Ring of Fire(127)
Boom! The doors shuddered as something slammed into them. Some of the kids started yelling. Vern, Conrad, and others stood on the lower rows of seats, bats in hand, between them and danger. Ka-boom!
Billy clenched his teeth to keep them from chattering, crouched down, and started sorting through the balls in the bucket, shoving the hardest ones into his pockets and shirt. If . . . when they get through, I can't be stooping down to get these. He just wished he'd thought to go to the bathroom before all this started. He really needed to pee!

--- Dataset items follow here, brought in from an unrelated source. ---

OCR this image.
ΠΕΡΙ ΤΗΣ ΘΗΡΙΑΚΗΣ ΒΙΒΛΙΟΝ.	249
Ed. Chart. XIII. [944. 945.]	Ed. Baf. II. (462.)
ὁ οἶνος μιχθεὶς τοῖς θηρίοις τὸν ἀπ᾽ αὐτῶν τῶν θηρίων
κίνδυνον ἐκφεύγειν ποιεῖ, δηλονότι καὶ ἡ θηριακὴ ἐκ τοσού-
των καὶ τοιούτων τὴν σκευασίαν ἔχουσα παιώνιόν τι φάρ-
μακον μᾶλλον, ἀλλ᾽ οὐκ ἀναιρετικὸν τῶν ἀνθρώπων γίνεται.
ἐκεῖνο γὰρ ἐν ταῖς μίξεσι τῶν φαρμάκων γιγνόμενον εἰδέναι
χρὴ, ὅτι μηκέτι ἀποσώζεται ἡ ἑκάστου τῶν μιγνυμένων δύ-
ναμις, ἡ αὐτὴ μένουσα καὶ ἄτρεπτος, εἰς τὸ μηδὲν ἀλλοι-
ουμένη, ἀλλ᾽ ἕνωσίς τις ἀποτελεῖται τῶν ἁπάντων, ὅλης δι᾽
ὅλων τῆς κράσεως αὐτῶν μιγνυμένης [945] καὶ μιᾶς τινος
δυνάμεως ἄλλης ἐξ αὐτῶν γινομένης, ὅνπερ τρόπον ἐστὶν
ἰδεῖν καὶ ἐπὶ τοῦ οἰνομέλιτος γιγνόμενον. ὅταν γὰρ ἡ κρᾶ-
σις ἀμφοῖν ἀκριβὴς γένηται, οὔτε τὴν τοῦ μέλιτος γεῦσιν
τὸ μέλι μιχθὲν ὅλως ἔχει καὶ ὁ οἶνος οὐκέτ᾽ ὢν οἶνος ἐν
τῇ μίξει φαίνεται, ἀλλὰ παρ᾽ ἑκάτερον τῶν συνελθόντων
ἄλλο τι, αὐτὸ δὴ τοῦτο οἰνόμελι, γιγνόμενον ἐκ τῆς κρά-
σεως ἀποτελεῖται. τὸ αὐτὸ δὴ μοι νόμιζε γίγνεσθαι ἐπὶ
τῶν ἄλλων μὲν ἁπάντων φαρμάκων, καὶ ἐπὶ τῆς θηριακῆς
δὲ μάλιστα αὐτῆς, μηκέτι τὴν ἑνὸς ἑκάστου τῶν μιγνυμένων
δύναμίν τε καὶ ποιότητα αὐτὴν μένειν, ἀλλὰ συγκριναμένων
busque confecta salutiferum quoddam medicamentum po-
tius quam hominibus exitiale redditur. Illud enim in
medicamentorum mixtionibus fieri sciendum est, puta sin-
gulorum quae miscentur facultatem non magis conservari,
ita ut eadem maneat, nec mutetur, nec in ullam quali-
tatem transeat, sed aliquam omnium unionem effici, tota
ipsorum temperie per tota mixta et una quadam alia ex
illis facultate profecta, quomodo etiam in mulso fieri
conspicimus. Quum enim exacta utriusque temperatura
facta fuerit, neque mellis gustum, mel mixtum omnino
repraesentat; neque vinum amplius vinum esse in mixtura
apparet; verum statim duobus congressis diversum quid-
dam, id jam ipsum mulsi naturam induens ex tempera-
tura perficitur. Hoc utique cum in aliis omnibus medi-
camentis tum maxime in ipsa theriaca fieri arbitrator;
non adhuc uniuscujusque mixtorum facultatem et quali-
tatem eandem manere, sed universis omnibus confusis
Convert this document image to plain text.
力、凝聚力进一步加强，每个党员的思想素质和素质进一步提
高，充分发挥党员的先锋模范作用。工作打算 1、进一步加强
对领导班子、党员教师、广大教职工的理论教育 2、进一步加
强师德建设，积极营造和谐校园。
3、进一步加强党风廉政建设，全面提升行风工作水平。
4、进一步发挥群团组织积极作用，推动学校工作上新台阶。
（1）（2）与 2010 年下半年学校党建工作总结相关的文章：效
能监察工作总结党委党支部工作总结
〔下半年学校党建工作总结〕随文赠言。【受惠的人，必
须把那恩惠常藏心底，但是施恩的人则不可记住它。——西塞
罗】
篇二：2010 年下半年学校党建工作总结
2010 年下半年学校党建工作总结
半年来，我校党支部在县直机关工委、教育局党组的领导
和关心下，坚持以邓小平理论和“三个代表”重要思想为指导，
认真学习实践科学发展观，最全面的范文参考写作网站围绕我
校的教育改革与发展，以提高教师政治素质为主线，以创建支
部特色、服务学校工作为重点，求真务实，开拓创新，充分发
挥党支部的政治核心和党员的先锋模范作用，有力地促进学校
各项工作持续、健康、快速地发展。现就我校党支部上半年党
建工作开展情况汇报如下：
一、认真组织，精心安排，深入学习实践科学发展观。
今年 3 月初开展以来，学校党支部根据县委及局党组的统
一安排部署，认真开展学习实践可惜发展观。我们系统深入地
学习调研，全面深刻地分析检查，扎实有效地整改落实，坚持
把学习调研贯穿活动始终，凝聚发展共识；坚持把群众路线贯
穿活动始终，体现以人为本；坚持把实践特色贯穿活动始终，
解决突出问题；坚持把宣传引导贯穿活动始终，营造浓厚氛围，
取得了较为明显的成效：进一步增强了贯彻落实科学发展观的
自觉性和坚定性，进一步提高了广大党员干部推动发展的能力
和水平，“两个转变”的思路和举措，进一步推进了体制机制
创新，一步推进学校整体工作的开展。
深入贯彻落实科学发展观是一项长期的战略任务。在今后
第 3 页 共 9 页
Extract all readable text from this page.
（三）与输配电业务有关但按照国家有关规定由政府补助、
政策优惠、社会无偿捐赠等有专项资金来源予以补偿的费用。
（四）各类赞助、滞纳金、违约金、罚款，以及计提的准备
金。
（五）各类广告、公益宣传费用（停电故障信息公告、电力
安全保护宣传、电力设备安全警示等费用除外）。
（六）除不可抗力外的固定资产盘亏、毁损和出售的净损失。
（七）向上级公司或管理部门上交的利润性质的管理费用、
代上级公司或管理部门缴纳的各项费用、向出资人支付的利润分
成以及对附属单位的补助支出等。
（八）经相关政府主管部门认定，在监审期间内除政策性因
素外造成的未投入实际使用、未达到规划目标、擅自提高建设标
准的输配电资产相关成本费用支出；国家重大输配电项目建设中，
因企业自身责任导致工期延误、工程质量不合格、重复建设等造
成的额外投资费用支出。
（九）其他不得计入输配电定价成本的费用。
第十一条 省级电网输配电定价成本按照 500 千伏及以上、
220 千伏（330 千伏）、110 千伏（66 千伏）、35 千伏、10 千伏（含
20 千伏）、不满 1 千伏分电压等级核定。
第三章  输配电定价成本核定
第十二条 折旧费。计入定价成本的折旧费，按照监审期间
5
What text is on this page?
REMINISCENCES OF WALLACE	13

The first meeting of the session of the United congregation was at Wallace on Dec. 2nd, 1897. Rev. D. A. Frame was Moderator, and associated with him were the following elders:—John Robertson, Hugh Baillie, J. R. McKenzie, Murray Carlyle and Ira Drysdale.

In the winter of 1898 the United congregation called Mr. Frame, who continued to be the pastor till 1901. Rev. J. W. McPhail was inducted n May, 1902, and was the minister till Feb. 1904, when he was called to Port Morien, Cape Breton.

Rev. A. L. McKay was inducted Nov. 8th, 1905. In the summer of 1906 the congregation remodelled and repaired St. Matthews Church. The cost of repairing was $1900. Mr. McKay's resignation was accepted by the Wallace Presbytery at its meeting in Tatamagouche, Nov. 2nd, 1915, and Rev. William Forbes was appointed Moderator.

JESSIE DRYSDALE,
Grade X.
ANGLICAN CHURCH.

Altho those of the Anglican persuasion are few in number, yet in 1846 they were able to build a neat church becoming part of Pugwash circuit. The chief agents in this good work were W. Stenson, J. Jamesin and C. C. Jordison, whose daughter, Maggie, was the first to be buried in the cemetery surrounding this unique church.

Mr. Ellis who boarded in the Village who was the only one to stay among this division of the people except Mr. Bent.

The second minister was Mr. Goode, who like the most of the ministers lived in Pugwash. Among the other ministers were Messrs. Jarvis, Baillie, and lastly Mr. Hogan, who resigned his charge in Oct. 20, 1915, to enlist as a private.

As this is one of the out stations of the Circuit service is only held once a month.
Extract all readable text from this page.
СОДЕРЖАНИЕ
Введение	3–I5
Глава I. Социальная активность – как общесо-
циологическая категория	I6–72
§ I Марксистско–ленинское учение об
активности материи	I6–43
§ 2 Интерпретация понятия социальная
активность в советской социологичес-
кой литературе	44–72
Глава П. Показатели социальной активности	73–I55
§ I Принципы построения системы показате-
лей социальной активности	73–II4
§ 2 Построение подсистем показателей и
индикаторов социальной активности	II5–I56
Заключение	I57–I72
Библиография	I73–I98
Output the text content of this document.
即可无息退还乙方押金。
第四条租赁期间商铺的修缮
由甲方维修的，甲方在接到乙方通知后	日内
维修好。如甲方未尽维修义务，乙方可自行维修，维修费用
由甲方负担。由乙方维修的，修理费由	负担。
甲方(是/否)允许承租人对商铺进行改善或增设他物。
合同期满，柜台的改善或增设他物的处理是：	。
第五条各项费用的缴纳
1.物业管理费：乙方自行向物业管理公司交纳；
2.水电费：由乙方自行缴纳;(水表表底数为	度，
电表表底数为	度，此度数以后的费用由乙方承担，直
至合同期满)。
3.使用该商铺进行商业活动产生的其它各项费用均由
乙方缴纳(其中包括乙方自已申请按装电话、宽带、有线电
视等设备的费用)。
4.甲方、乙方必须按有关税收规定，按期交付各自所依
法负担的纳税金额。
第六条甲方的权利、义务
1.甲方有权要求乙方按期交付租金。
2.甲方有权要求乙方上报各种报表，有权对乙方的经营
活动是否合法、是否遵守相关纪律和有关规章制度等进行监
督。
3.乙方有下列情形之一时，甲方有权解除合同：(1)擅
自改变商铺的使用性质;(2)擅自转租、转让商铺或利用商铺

Ka-boom! The doors bent inward. More kids started yelling, shoving their way toward the top of the bleachers. Mr. Trout went to stand with Jeff and readied his pistol. Ka-boom! Gena twirled the broom handle, swallowed hard, and stepped down to stand behind Vern and Conrad. Billy gripped a ball and made sure his others were in easy reach.
Ka-boom! Ka-boom-crack! Boom-crack! Crack-slam! The doors splintered and burst. The shouts rose to a triumphant shriek as the Croats poured into the gym.
The racking boom of Jeff's shotgun filled the gym with sound and emptied the front line of Croats with torn and dying bodies. He stepped back to reload and Mr. Trout started firing.
Billy threw at one man on the edge of the crowd—the rest were too close to Jeff and Mr. Trout for a clear throw—but his foot slipped on the slick wood and the ball went wide, bouncing off the wall and rolling into a corner. He swore and grabbed another. This time it flew straight, but bounced off the chest armor of the man it hit. He grabbed a third ball and looked up just in time to see a saber come down on Mr. Trout's head. The next one went into his neck and he fell, blood flying.
Jeff took down that man and many others in a roaring storm of gunfire that ended all too quickly. He turned the shotgun into a club against the Croats' sabers, bashing one in the face as another came at his back. That one caught a major-league-grade fastball square in the head that knocked him flat.
But there was nothing Billy could do about the new group that came howling in through the broken doors, nor the Croat on the other side who sent his saber smashing into Jeff's shoulder and drew back for the killing blow.
Then there was nothing for Billy to do at all but watch in sick fascination as the new group began taking the Croats apart, starting with the one standing over Jeff. The giant in the lead of the new force split the man's head like a cantaloupe, and stood there shouting to his men who quickly drove the Croats into the back corner of the gym, while some made a protective line in front of the students on the bleachers.
And then the slaughter began. It didn't end even when the last two dozen or so Croats threw down their weapons and held up their hands. They just went down to savage cries that sounded like "Hack 'em all!" When the last Croat lay dead on the blood-smeared floor, then it ended. Only then.
And Billy quietly walked over to the end of the bleachers, knelt down looking at some part of the floor that wasn't covered with blood, and was not so quietly sick all over it.
* * *
"What happened?!" Steve stared in wide-eyed horror at their bloody clothes.
"Hey, bro, settle down," Vern said. "It ain't ours. Jeff Higgins got cut really bad, and we had to do first aid on him." He looked down at himself, then closed his shaking hand into a fist. "Damn, I'm glad I took that EMT course!"
"Certainly I would never have known to do most of that," Conrad said wonderingly. "You are sure he will not be crippled from it?"
"Nah, the docs will stitch him up and he'll be fine."
"But Mr. Trout . . ." Billy said hollowly. "God damn those bastards!"
"Mr. Trout?" Steve looked back and forth between them.
Vern nodded heavily. "They killed him."
"They damn-near cut his head off, is what you mean!" Billy said, wiping sudden tears from his eyes.
Steve swallowed hard, then squeezed his eyes shut. "Dammit, I should have been in there with you. I could've done something!"
"No, you didn't want to be there, Steve," Vern said. "Believe me, you didn't!"
"And you wouldn't have been able to do anything," Billy said. "They came in a rush, went right at Jeff and Mr. Trout. You'd have been standing up there with the rest of us, holding nothing better than a bat. I had baseballs, and I couldn't really hit the ones in the middle, and those were the ones that . . . did the damage.
"Then it didn't matter who could've done what, because those other men came in. What's-his-name . . . Captain Gars' men. They shoved the Croats back against the wall and cut them to pieces."